Up and down like a Jack-in-the-box jumped George Galloway (Workers’ Party, Rochdale) at the first PMQs since his by-election victory.
He did so in vain, for the Speaker, Sir Lindsay Hoyle, declined to call him, denying him the opportunity to make an attention-grabbing jibe just before Jeremy Hunt rose to deliver the Budget.
The grown-ups are still, just, in charge, and few are more grown-up than Hunt. Here is a man who can be trusted to do the prudent thing.
He did not actually mention Prudence, so dear to Gordon Brown in the early years of his chancellorship – though later, alas, the brute betrayed her, and launched the country into a boom which duly bust.
Hunt wished us to get the message that for him, Prudence will always come first. “A Conservative Government will always put sound money first,” was the way he put it.

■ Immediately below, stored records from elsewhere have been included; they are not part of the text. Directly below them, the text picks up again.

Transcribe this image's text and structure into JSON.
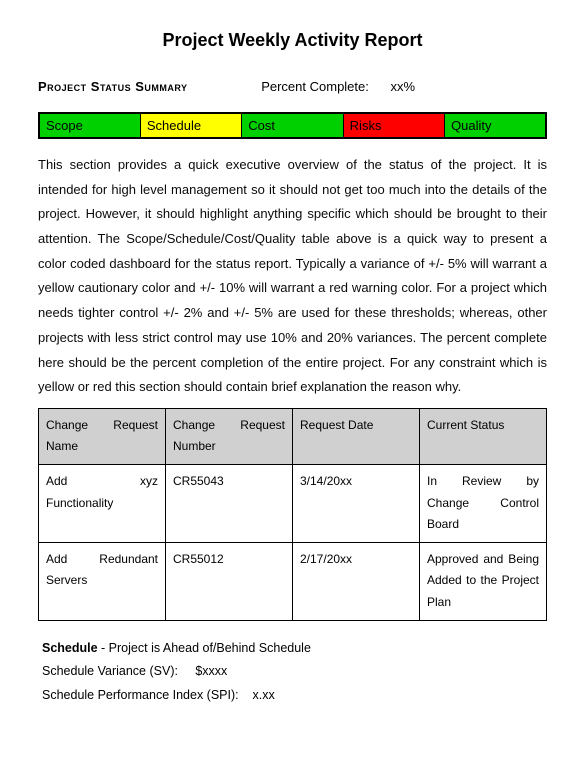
{
  "title": "Project Weekly Activity Report",
  "summary_label": "Project Status Summary",
  "percent_complete_label": "Percent Complete:",
  "percent_complete_value": "xx%",
  "dashboard": {
    "cells": [
      {
        "label": "Scope",
        "bg": "#00d000",
        "fg": "#000000"
      },
      {
        "label": "Schedule",
        "bg": "#ffff00",
        "fg": "#000000"
      },
      {
        "label": "Cost",
        "bg": "#00d000",
        "fg": "#000000"
      },
      {
        "label": "Risks",
        "bg": "#ff0000",
        "fg": "#000000"
      },
      {
        "label": "Quality",
        "bg": "#00d000",
        "fg": "#000000"
      }
    ]
  },
  "body_paragraph": "This section provides a quick executive overview of the status of the project.  It is intended for high level management so it should not get too much into the details of the project.  However, it should highlight anything specific which should be brought to their attention.  The Scope/Schedule/Cost/Quality table above is a quick way to present a color coded dashboard for the status report.  Typically a variance of +/- 5% will warrant a yellow cautionary color and +/- 10% will warrant a red warning color.  For a project which needs tighter control +/- 2% and +/- 5% are used for these thresholds; whereas, other projects with less strict control may use 10% and 20% variances.  The percent complete here should be the percent completion of the entire project.  For any constraint which is yellow or red this section should contain brief explanation the reason why.",
  "change_requests": {
    "columns": [
      "Change Request Name",
      "Change Request Number",
      "Request Date",
      "Current Status"
    ],
    "rows": [
      [
        "Add xyz Functionality",
        "CR55043",
        "3/14/20xx",
        "In Review by Change Control Board"
      ],
      [
        "Add Redundant Servers",
        "CR55012",
        "2/17/20xx",
        "Approved and Being Added to the Project Plan"
      ]
    ]
  },
  "schedule": {
    "heading_label": "Schedule",
    "heading_text": " - Project is Ahead of/Behind Schedule",
    "sv_label": "Schedule Variance (SV):",
    "sv_value": "$xxxx",
    "spi_label": "Schedule Performance Index (SPI):",
    "spi_value": "x.xx"
  }
}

“There can be no solid growth without solid finances,” he added a few moments later.
But the trouble with dear old Prudence is that she not, frankly, very good company. Her warmest admirers admit she is never going to set the Thames on fire, though they contend that this is one of her many virtues, for who wants the river to burst into flames?
The plain fact is that Prudence is liable, when left to her own devices, to be a crashing bore, and is unlikely on her own to persuade millions of voters to return to the Conservative cause by the time of the general election.
In order to excite his own backbenchers, something more was required, and Hunt tried to provide it by attacking Labour while remaining true to Prudence.
Again and again he accused Labour of having no plan: “They don’t have a growth plan so they might as well listen to ours,” he declared when the Opposition grew restive.
When he announced changes to Stamp Duty, he mocked Angela Rayner, who has recently been in some embarrassment on that score: “I see the Deputy Leader of the Labour Party paying close attention.”
Conservative backbenchers roared their approval, which helped Hunt when he confirmed a moment or two later that he is stealing Labour’s plan to subject non-doms to UK tax on their foreign earnings.
He also confirmed the report in yesterday’s Times of a cut in National Insurance. This was the most Hunt could offer without being denounced by Prudence as a two-timing cheat.
Fair-minded observers will have noted Hunt’s professionalism and decency. He paid a graceful tribute to his wife, and the eldest of their “three gorgeous children”, who sat watching him from the gallery.
He has set things up for an election in which the Conservatives can accuse Labour of having no plan except raising taxes: “Labour’s Tax Bombshell” as it was called in 1992.
And he has done various other decent things, such as announce the funding of a memorial to the Muslims who died fighting for this country in two world wars.